Black Letter Rule: Racial classifications must be narrowly tailored to achieving a compelling state interest.
Parents Involved in Community Schools v. Seattle School Dist. No. 1
Instant Facts: Parents brought suit when their children were denied admittance to certain public schools based on the school district’s “assignment plan,” which was tied to the race of the students.
Black Letter Rule: When the government distributes benefits or burdens on the basis of individual racial classifications, the action is reviewed under strict scrutiny.
Craig v. Boren
Instant Facts: A state statute prohibited the sale of 3.2% beer to males under the age of 21 and to females under the age of 18.
Black Letter Rule: Statutes which discriminate based upon one’s sex violate equal protection if they create a gender-based classification that is not substantially related to an important governmental objective.
United States v. Virginia
Instant Facts: When the U.S. challenges a state military college’s male-only policy as violating Equal Protection, the state proposes to create a separate women-only program.
Black Letter Rule: State military schools offering boot-camp style training may not exclude women, even if they offer separate women-only programs, unless they demonstrate an “exceedingly persuasive justification.”
Romer v. Evans
Instant Facts: Colorado (D) amended its Constitution to prohibit and nullify all laws that protect homosexuals from discrimination because of their sexual orientation.
Black Letter Rule: A law which nullifies all other laws which protect homosexuals could not possibly have been adopted for any purpose except the bare desire to discriminate against homosexuals, and therefore does not pass a rational-basis equal protection review.
Sugarman v. Dougall
Instant Facts: An alien brought suit seeking to have a New York statute which excluded aliens from certain government positions deemed unconstitutional.

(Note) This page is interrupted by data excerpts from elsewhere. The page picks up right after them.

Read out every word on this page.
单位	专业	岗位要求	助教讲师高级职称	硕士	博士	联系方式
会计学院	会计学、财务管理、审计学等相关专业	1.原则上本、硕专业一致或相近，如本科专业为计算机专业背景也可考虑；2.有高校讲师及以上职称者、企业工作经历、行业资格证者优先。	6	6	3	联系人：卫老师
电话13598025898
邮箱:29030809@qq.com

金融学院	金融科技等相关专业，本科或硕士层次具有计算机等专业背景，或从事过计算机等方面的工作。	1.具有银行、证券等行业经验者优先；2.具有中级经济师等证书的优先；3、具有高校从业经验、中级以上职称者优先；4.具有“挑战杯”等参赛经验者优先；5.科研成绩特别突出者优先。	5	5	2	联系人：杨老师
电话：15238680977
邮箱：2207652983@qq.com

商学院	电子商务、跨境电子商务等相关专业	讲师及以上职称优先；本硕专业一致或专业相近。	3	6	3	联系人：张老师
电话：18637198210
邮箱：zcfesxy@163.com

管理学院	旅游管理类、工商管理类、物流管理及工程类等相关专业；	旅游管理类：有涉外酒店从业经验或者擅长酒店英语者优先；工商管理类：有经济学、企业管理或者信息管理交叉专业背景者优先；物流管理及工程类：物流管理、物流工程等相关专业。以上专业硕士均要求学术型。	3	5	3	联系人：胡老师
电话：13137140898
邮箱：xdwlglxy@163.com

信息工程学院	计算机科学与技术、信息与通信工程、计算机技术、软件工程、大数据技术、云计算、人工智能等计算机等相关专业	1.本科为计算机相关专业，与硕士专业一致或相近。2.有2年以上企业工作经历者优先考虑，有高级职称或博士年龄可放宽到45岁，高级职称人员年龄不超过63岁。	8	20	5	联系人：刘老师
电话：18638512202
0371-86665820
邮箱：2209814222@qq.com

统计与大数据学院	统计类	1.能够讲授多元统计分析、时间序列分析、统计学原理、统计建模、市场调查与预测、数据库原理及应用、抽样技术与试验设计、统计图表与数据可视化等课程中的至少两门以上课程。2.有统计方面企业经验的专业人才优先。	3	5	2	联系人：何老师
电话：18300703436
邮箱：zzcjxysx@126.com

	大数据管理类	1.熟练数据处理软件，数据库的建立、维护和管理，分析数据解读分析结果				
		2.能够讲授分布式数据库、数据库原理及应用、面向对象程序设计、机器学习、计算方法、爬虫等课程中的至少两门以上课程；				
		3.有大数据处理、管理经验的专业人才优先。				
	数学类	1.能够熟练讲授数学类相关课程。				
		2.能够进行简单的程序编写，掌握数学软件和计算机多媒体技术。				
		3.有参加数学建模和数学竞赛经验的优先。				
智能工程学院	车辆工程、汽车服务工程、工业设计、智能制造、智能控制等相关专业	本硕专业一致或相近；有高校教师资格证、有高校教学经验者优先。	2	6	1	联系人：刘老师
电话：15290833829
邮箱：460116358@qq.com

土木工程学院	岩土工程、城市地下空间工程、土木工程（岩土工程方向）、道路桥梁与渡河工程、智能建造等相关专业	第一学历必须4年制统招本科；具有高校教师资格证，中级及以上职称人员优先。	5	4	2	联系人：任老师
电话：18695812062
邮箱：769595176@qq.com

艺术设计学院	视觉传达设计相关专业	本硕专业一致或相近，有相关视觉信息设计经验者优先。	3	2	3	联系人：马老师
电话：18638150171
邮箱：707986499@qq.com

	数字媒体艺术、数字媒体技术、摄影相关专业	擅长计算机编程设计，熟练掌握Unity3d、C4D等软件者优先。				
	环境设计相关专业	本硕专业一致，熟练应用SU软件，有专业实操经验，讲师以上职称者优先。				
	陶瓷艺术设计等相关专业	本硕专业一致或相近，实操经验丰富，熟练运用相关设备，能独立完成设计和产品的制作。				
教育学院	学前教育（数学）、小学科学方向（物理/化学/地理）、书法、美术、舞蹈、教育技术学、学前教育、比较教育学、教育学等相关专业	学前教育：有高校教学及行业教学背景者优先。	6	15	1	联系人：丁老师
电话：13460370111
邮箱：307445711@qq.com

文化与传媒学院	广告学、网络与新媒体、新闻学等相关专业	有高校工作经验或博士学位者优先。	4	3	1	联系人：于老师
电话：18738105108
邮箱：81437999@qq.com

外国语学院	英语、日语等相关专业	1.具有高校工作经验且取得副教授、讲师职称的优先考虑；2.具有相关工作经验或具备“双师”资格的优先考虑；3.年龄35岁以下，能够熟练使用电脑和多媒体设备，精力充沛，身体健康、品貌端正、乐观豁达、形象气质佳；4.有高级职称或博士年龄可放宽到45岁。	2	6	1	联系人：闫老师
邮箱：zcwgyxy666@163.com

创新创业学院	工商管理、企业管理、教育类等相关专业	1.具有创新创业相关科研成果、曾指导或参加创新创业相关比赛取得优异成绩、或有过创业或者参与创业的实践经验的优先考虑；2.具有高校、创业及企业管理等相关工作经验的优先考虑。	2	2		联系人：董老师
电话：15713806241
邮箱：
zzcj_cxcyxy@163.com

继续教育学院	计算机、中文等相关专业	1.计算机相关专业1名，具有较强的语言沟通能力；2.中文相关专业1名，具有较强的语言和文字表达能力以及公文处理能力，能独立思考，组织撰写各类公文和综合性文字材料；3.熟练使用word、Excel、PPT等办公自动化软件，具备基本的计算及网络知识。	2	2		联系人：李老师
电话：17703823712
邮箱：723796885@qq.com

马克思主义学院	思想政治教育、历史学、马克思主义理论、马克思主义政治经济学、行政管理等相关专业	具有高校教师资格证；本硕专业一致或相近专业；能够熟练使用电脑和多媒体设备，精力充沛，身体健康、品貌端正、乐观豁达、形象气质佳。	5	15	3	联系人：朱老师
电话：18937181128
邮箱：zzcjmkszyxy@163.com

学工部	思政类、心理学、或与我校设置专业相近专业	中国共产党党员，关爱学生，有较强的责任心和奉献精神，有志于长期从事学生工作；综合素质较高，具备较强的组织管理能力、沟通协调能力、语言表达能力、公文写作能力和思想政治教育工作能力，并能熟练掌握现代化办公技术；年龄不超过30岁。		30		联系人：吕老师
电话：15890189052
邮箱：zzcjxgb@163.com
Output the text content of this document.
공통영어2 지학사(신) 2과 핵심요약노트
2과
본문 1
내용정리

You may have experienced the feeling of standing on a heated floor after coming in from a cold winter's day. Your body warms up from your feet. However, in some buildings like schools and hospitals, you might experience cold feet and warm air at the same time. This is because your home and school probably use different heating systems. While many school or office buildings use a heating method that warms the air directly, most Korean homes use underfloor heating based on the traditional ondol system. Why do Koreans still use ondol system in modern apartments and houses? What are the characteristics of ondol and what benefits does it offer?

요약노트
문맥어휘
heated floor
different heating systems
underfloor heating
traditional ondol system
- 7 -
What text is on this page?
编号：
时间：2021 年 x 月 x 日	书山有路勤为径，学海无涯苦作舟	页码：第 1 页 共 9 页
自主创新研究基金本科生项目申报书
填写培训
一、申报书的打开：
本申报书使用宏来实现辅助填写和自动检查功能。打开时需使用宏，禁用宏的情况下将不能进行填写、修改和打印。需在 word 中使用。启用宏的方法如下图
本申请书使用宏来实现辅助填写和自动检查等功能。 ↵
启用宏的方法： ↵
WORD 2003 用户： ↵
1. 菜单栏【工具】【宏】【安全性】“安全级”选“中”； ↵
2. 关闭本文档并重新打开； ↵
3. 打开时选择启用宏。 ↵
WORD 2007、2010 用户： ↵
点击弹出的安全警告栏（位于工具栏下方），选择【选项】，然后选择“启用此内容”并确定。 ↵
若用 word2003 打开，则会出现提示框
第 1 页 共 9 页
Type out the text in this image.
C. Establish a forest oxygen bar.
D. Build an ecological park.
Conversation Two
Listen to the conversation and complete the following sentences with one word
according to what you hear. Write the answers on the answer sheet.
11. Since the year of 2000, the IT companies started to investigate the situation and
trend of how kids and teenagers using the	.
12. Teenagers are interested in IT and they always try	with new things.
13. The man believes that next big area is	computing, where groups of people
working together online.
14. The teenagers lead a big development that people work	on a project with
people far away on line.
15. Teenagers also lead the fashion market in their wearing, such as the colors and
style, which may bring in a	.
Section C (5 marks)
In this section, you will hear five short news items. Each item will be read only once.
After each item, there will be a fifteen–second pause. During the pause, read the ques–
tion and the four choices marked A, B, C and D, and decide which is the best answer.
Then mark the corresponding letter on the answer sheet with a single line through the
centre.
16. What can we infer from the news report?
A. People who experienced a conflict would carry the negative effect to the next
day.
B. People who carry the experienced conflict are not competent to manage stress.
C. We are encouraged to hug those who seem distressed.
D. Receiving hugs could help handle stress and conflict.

Black Letter Rule: Classifications based on alienage are subject to close judicial scrutiny (heightened scrutiny).
Slaughter-House Cases
Instant Facts: A Louisiana law that granted a monopoly for one corporation to maintain slaughterhouses in and around New Orleans is challenged by out-of-work butchers as a violation of the 13th and 14th Amendments.
Black Letter Rule: The 13th and 14th Amendments are to be read narrowly to apply only to former slaves and African-Americans.
Lochner v. New York
Instant Facts: An employer, who was arrested for violating a state law which prohibited bakers from working more than 10 hours a day or 60 hours a week, challenged the law on due process grounds.
Black Letter Rule: A law that infringes on freedom in the marketplace and freedom of contract is unconstitutional if it does not bear a reasonable relation to a legitimate governmental purpose.
Skinner v. Oklahoma
Instant Facts: Appeal of a state court order mandating the sterilization of a convicted criminal.
Black Letter Rule: When the law lays an unequal hand on those who have committed intrinsically the same equality of offense and puts extra punishment on one and not the other, it has made an invidious discrimination.
Harper v. Virginia State Board of Elections
Instant Facts: Virginia charged voters a $1.50 poll tax as a condition on the right to vote.
Black Letter Rule: Voter wealth or the payment of any fee cannot be made a precondition for voting.
Kramer v. Union Free School District No. 15
Instant Facts: Kramer (P) challenged a New York law limiting the vote in certain school district elections to those who owned or leased property in the district or who had children enrolled in the district’s schools.
Black Letter Rule: It is a violation of equal protection to restrict the voting in school district elections to parents and property owners or lessors.
Reynolds v. Sims
Instant Facts: The Supreme Court struck down Alabama’s districting scheme because it did not apportion its districts according to population which resulted in smaller districts (in population) having more representation in the state legislature than larger districts.
Black Letter Rule: A State must structure its elections and its state legislature so that its citizens are equally represented according to population.